盗難、損壊の水戸偕楽園公園 橋の銘板、案内板修復 県「落書きやめてほしい」
◆廃材で一時代用
昨年12月末、五つの橋の銅製の銘板計10枚がなくなった。バールのようなもので剥がした跡もあり、何者かに盗まれた。銘板はいずれも縦40センチ、横15センチ、厚さ1センチ程度だった。
2月16日開幕の「水戸の梅まつり」を控えていたことから、県水戸土木事務所の職員が1月下旬、廃材を再利用して橋の名前を記した銘板を作成、一時的に代用した。
梅や桜のシーズンが終わり業務が落ち着いたことから、5月中旬から下旬にかけて銅製の銘板を改めて設置。固定するボルトはかつて四つだったが、六つに増やした。ボルトが表面に出ない設計とし、盗難対策を強化した。
◆防犯カメラ3台
千波湖と偕楽園本園を結ぶ「偕楽橋」では1月中旬、橋の欄干にある装飾品の擬宝珠22個のうち3個が何者かに持ち去られた。県は入園者の安全に配慮し、各箇所にふたをして欄干を修繕。擬宝珠は制作費が高いことから、「新たに設置するかは検討中」(同事務所)としている。
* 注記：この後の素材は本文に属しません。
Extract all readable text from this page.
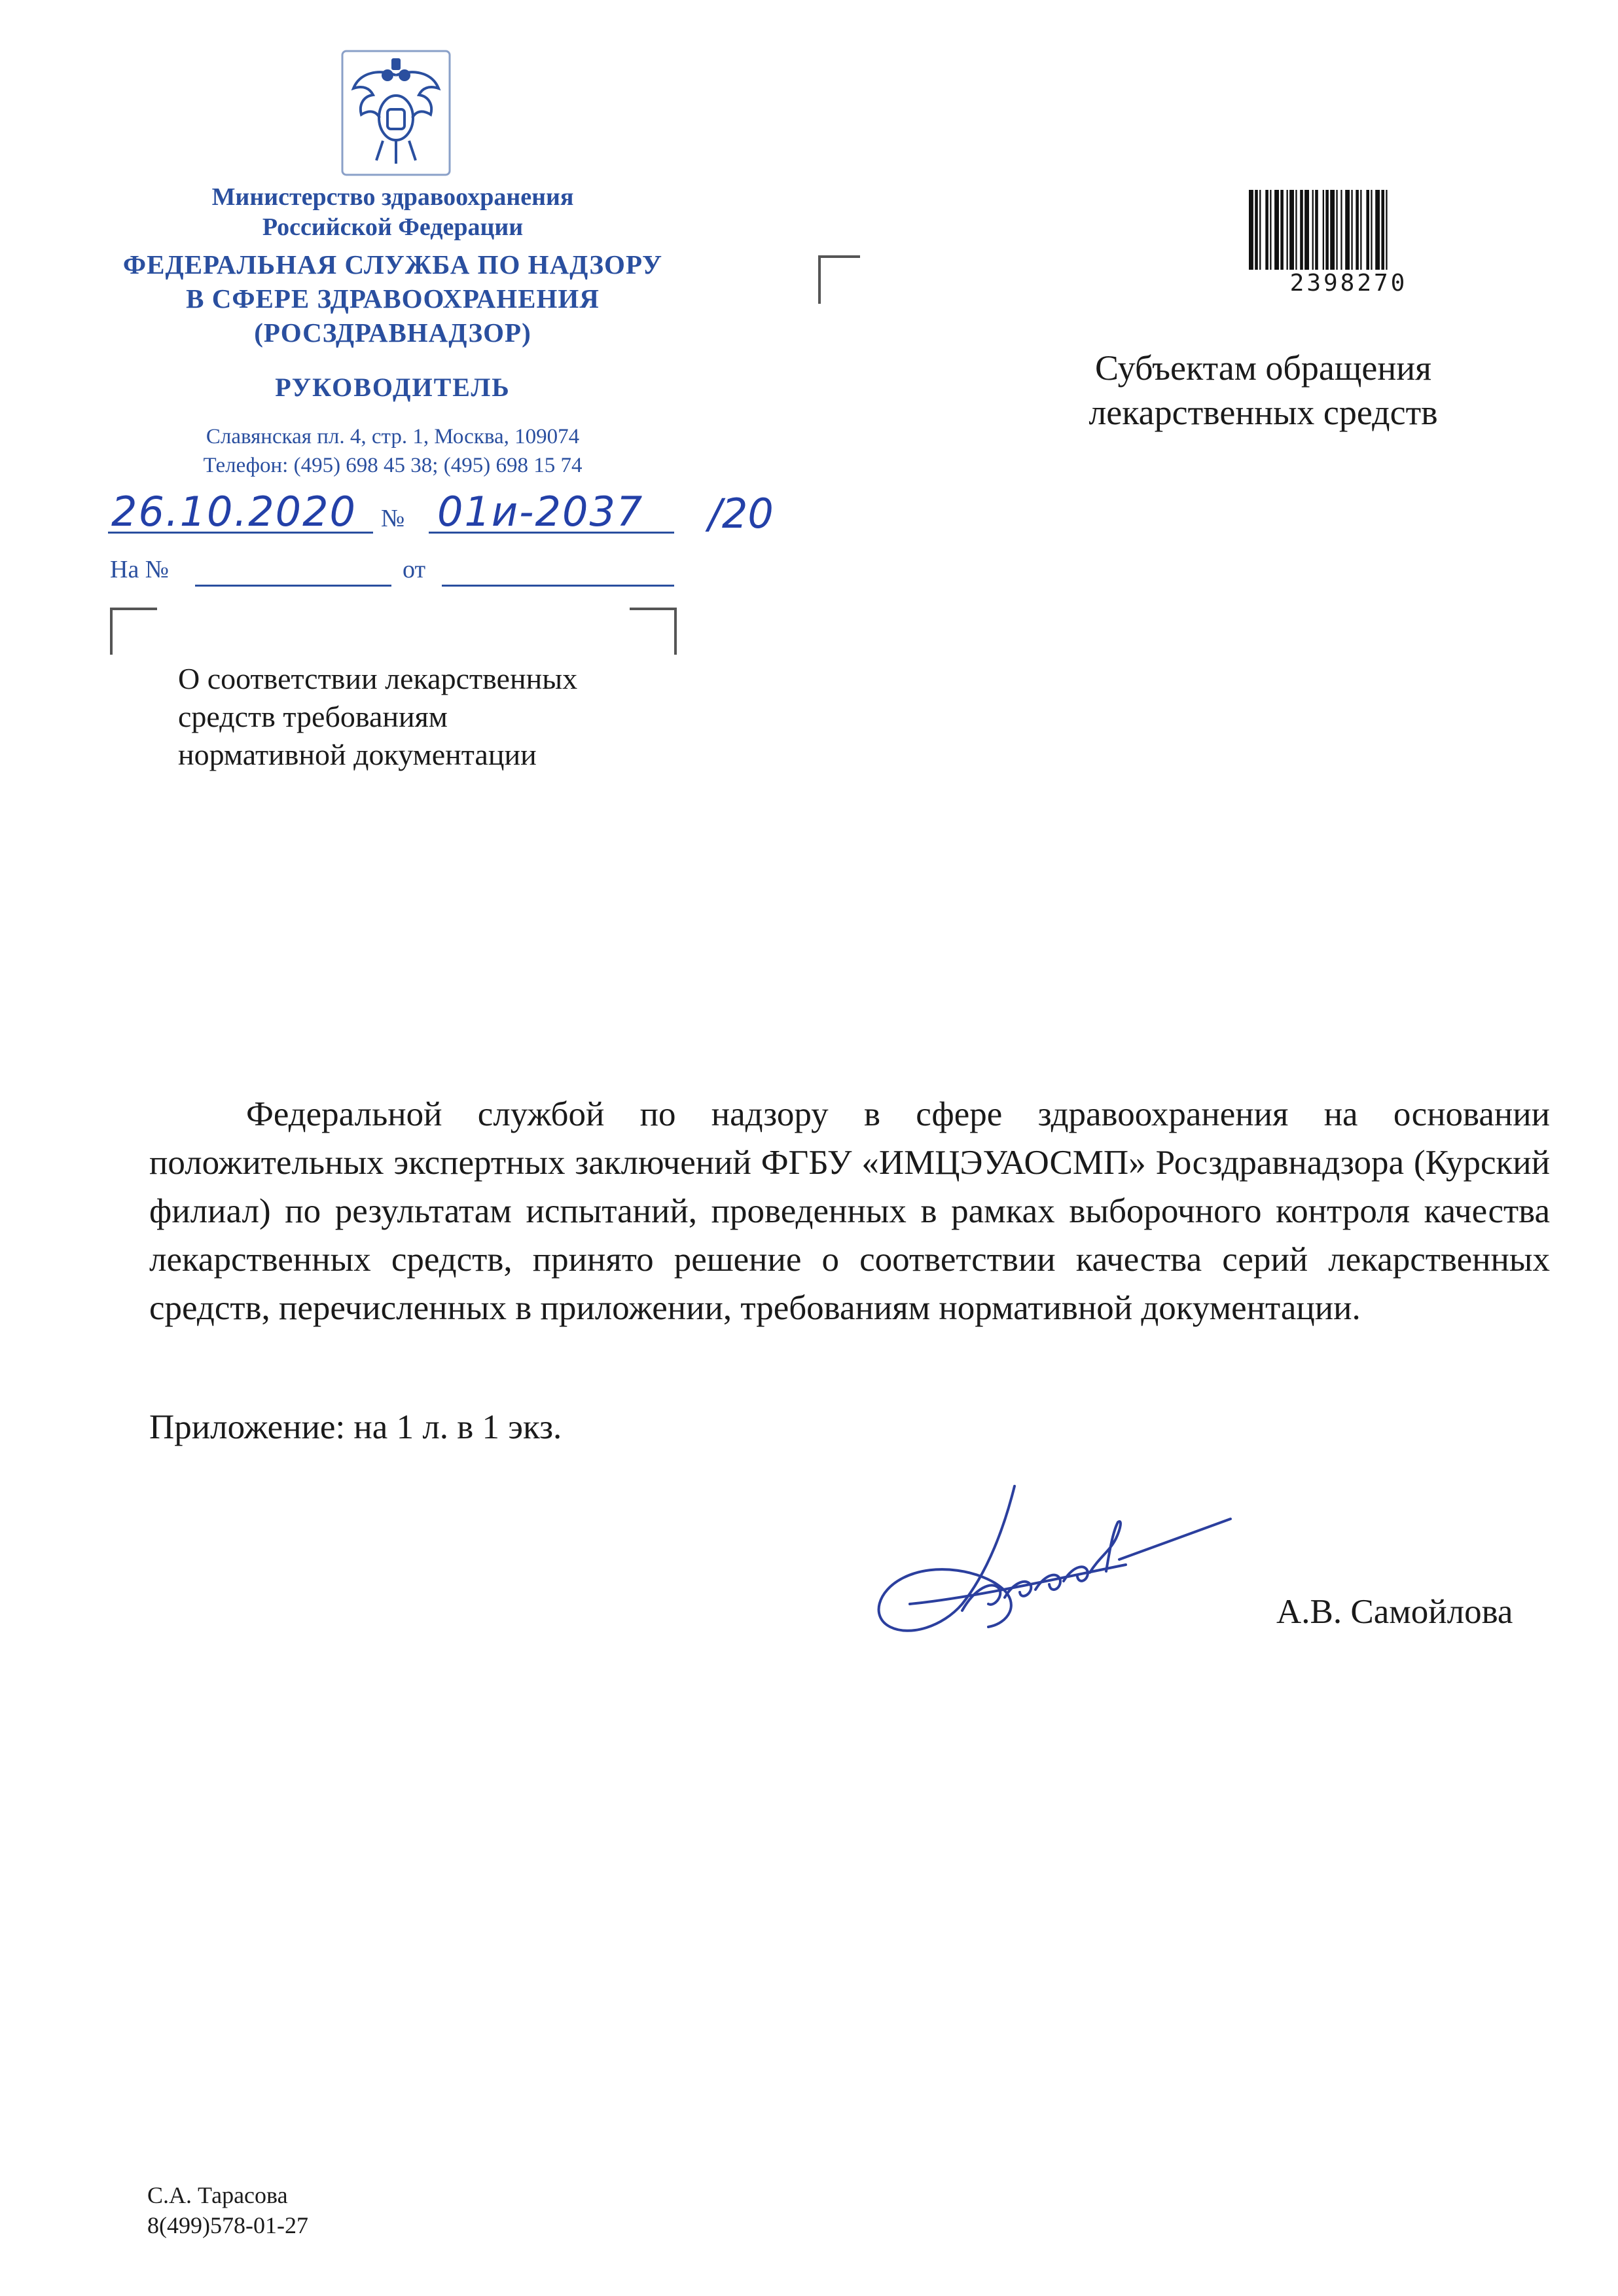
Министерство здравоохранения
Российской Федерации
ФЕДЕРАЛЬНАЯ СЛУЖБА ПО НАДЗОРУ
В СФЕРЕ ЗДРАВООХРАНЕНИЯ
(РОСЗДРАВНАДЗОР)
РУКОВОДИТЕЛЬ
Славянская пл. 4, стр. 1, Москва, 109074
Телефон: (495) 698 45 38; (495) 698 15 74
26.10.2020 № 01и-2037 /20
На №	от
О соответствии лекарственных
средств требованиям
нормативной документации
2398270
Субъектам обращения
лекарственных средств
Федеральной службой по надзору в сфере здравоохранения на основании положительных экспертных заключений ФГБУ «ИМЦЭУАОСМП» Росздравнадзора (Курский филиал) по результатам испытаний, проведенных в рамках выборочного контроля качества лекарственных средств, принято решение о соответствии качества серий лекарственных средств, перечисленных в приложении, требованиям нормативной документации.
Приложение: на 1 л. в 1 экз.
А.В. Самойлова
С.А. Тарасова
8(499)578-01-27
園内を誘導する案内板4カ所もポールが曲げられたりして何者かに壊されたが、職員が自作した。
2月18日には、新たに防犯カメラ3台を設置した。梅まつりなどでにぎわう3月に限り、照明灯の点灯時間を午前0時まで2時間延長した。
◆条例で処罰も
施設に対する悪質な被害はなくなったが、4月以降、園路への落書きが4回あった。同事務所は「落書き禁止」の看板を立て、「都市公園条例で処罰される恐れがある」と注意を呼び掛けている。
偕楽園公園の拡張部は24時間出入り自由で、駐車場も無料。朝晩は自転車通学の高校生らが行き交う。昼間は地域住民のウオーキングやジョギング、犬の散歩など憩いの場となっている。
「偕楽園公園を愛する市民の会」の湊正雄会長は「犬のふんを持ち帰るなど市民はルールを守って利用している。橋の銘板窃盗などの被害は二度とあってほしくない」と話している。